- Born: Donald Weeke 1947 (age 78–79) Addieville, Illinois, U.S.
- Education: Studied under basket weaver Misti Washington
- Known for: Gourd and weaving work
- Movement: Arts and Crafts movement

= Don Weeke =

American artist

Don Weeke (born 1947) is an American fiber and gourd artist from Addieville, Illinois best known for combining basketry with gourds using natural materials from the environment. His work is regularly on display nationally at galleries and has been featured in art books, including Fiberarts Design Book 7, The Complete Book of Gourd Craft, and 500 Baskets.

==Early life and education==
Weeke grew up in a small farming community in southern Illinois. His first exposure to art were the quilts his grandmother sewed.

He received a bachelor's in mathematics and computer science from the University of Illinois Urbana-Champaign in 1969 and a master's degree in social work in 1976 from San Diego State University.

==Artwork==
Weeke began basket weaving and teaching workshops in 1978 after studying natural basket weaving from weaver Misti Washington.
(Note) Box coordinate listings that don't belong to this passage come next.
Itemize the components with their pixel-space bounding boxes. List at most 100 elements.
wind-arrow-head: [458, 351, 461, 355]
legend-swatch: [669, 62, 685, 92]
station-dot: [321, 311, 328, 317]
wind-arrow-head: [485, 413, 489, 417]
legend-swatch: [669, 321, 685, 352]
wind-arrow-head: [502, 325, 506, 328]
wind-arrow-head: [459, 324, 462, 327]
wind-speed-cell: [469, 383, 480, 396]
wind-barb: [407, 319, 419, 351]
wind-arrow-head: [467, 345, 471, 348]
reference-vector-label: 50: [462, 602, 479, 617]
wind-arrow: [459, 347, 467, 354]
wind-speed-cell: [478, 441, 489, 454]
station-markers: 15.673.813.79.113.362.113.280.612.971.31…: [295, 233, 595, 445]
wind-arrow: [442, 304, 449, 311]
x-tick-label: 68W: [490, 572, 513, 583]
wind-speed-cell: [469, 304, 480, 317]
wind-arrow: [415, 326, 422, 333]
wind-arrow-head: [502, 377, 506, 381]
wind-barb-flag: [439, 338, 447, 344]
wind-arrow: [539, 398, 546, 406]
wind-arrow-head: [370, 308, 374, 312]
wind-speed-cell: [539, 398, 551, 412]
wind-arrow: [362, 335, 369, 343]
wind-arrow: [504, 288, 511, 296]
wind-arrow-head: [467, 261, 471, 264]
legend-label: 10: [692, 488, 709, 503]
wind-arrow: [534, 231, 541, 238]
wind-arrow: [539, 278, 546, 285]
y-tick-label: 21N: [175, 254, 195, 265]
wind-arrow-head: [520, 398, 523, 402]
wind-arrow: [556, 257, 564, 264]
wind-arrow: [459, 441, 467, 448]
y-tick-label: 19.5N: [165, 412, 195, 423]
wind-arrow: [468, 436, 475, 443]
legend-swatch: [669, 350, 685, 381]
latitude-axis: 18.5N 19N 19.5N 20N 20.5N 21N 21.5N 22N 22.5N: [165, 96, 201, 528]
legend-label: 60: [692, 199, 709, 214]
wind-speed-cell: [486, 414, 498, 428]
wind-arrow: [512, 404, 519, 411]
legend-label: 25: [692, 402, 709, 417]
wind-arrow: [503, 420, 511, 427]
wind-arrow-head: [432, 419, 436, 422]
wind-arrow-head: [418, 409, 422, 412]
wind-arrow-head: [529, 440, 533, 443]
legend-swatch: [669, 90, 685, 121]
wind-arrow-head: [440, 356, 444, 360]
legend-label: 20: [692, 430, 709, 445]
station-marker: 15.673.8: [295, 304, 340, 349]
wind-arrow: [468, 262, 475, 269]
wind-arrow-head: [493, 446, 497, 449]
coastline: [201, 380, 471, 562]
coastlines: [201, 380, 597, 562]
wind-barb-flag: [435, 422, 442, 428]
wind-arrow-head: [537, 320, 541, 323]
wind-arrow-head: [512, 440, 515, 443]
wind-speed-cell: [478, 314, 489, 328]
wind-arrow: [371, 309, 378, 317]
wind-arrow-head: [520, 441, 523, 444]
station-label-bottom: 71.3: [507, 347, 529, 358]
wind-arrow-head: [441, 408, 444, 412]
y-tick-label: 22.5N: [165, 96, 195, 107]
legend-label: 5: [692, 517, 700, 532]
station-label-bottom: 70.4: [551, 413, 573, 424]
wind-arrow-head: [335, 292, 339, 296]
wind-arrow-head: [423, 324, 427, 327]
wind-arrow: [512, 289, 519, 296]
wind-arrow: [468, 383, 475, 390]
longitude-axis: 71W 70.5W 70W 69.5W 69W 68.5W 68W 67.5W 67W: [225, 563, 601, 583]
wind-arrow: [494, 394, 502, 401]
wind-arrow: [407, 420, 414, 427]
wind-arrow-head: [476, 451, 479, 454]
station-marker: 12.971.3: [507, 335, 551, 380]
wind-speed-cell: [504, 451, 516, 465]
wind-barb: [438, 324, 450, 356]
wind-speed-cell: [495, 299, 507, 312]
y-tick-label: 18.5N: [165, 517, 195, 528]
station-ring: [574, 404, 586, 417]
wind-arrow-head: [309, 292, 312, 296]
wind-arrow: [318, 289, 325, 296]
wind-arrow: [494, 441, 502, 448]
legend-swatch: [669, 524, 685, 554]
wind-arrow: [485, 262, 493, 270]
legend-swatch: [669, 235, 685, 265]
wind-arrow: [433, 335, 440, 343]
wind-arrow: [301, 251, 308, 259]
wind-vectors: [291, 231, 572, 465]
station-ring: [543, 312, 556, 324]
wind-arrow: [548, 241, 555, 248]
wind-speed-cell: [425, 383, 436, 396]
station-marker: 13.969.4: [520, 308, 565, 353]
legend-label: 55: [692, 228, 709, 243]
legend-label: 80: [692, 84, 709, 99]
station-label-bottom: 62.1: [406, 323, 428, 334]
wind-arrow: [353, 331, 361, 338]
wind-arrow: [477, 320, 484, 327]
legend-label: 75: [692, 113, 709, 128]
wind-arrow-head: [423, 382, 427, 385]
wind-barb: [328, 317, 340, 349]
He expanded his career and began working with gourds after collecting willow in a stream bed and noticing interesting shapes in a nearby field, which launched his gourd weaving career that integrated gourd and basketry techniques, including those used by indigenous cultures.

He uses fibers native to the San Diego County area he lives in, including Torrey pine needles, fronds from the king and date palm trees, willow and oak branches, and acorns from the mountains. His work utilizes both traditional and contemporary basketry techniques, and he also burns, carves and paints gourds to manipulate the surfaces.
He also gives art workshops and speaks in different cities, which he first began doing in 1986 in Telluride, Colorado.

===Shows===
Weeke's art has shown in museums and galleries nationally, including a two-month show at the Racine Art Museum titled Basketworks: The Cotsen Contemporary American Basket Collection, from September 2008 to January 2009, The Gadfly gallery in Alexandria, Virginia, the main gallery at the Borrego Art Institute in Borrego Springs, California, 2Create Gallery in Ramona, California, and the Julian Arts Guild Gallery in Julian, California. His artwork was also included in the Words Imagined exhibit of four artists at the Rose Art Gallery in San Diego on the campus of Francis Parker School from October through December 2019 and again at the Rose Art Gallery in the Artists of Julian exhibit from February to March 2016.

Weeke was the keynote speaker in April 2012 at a two-day "Baskets and Gourds: Containers of Our Culture IV" conference in Visalia, California.

His work showed in the Juried and Invitational Basketry Exhibit at Arrowmont and Fuller Craft Museum in Brockton, Massachusetts in October 2013.

The Los Angeles Times described his work, while on display at the Wignall Museum of Contemporary Art in Cucamonga, California, as "sculptural works" that "blend traditional basketry techniques and contemporary materials.

As early as 1982, his work showed in the Art Barn art gallery at Middle Tennessee State University in Murfreesboro, Tennessee. Weeke has also participated in the annual Gourd Fine Art Show at the Art Center of Fallbrook, which each year runs for a month.

===Awards===
Weeke was awarded a 1979 Purchase Award from the annual Fourth Avenue Street Fair sponsored by the Fourth Avenue Merchants' Association in Tucson, Arizona for his potato basket made of olive and palm.

==Personal life==
He lives in Julian, California, a mountain community and former mining town in San Diego County, where he is a member of the Julian Arts Guild.